Fiber optic cable has bandwidth more than 2 gbps (Gigabytes per Second)
Advantages:
- Provides high quality transmission of signals at very high speed.
- These are not affected by electromagnetic interference, so noise and distortion is very less.
- Used for both analog and digital signals.
Disadvantages:
- It is expensive
- Difficult to install.
- Maintenance is expensive and difficult.
- Unguided Media:
It is also referred to as Wireless or Unbounded transmission media.No physical medium is required for the transmission of electromagnetic signals.
Features:
- Signal is broadcasted through air
- Less Secure
- Used for larger distances
There are 3 major types of Unguided Media:
- Radiowaves –
These are easy to generate and can penetrate through buildings. The sending and receiving antennas need not be aligned. Frequency Range:3KHz – 1GHz. AM and FM radios and cordless phones use Radiowaves for transmission.
Further Categorized as (i) Terrestrial and (ii) Satellite.
- Microwaves –
It is a line of sight transmission i.e. the sending and receiving antennas need to be properly aligned with each other. The distance covered by the signal is directly proportional to the height of the antenna. Frequency Range:1GHz – 300GHz. These are majorly used for mobile phone communication and television distribution.
- Infrared –
Infrared waves are used for very short distance communication. They cannot penetrate through obstacles. This prevents interference between systems. Frequency Range:300GHz – 400THz. It is used in TV remotes, wireless mouse, keyboard, printer, etc.
Satellites:
A satellite is an object that revolves around another object. For example, earth is a satellite of The Sun, and moon is a satellite of earth.
A communication satellite is a microwave repeater station in a space that is used for telecommunication, radio and television signals.
How a Satellite Works
Uplink frequency is the frequency at which a ground station is communicating with a satellite. The satellite transponder converts the signal and sends it down to the second earth station, and this is called Downlink frequency.
Satellite Communication Basics
The satellites receive and retransmit the signals back to earth where they are received by other earth stations in the coverage area of the satellite. Satellite's footprint is the area which receives a signal of useful strength from the satellite.
Satellite Frequency Bands
The satellite frequency bands which are commonly used for communication are the C band, Ku-band, and Ka- band.
Earth Orbits
A satellite, when launched into space, needs to be placed in a certain orbit to provide a particular way for its revolution, so as to maintain accessibility and serve its purpose whether scientific, military or commercial.

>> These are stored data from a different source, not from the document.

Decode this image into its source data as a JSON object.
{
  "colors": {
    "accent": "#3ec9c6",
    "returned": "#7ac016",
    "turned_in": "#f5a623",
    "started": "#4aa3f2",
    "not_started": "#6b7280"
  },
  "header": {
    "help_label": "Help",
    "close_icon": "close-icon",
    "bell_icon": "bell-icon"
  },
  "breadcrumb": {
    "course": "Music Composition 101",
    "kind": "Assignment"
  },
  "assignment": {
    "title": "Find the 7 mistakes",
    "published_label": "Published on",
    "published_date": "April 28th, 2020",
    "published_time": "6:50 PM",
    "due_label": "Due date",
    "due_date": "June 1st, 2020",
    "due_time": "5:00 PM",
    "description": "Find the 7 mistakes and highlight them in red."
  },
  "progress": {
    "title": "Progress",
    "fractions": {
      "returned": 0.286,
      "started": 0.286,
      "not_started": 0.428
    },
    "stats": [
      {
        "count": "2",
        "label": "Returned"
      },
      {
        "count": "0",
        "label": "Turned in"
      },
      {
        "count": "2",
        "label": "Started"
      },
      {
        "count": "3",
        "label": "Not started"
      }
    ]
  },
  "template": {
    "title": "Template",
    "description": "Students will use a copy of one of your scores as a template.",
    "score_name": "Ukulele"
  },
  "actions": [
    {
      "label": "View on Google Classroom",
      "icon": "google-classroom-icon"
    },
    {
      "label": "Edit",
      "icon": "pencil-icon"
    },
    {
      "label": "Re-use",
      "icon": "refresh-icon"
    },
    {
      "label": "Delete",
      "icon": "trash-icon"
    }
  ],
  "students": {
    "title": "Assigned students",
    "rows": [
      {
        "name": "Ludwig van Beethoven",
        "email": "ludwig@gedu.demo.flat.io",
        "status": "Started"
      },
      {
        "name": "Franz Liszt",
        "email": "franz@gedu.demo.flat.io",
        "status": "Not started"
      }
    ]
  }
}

Such orbits which are assigned to satellites, with respect to earth, are called Earth Orbits.
The important kinds of Earth Orbits are −
- Geo-synchronous Earth Orbit
- Geo-stationary Earth Orbit
- Medium Earth Orbit
- Low Earth Orbit
Satellite Network Segments
Satellite networks have three major segments:
- Space segment—The space segment is the actual design of the satellite and the orbit in which it operates. Satellites are launched into specific orbits to cover the parts of the earth for which coverage is desired.
- Control segment—The control segment defines the frequency spectrum over which satellites operate and the types of signaling techniques used between the ground station and the satellite to control those communications.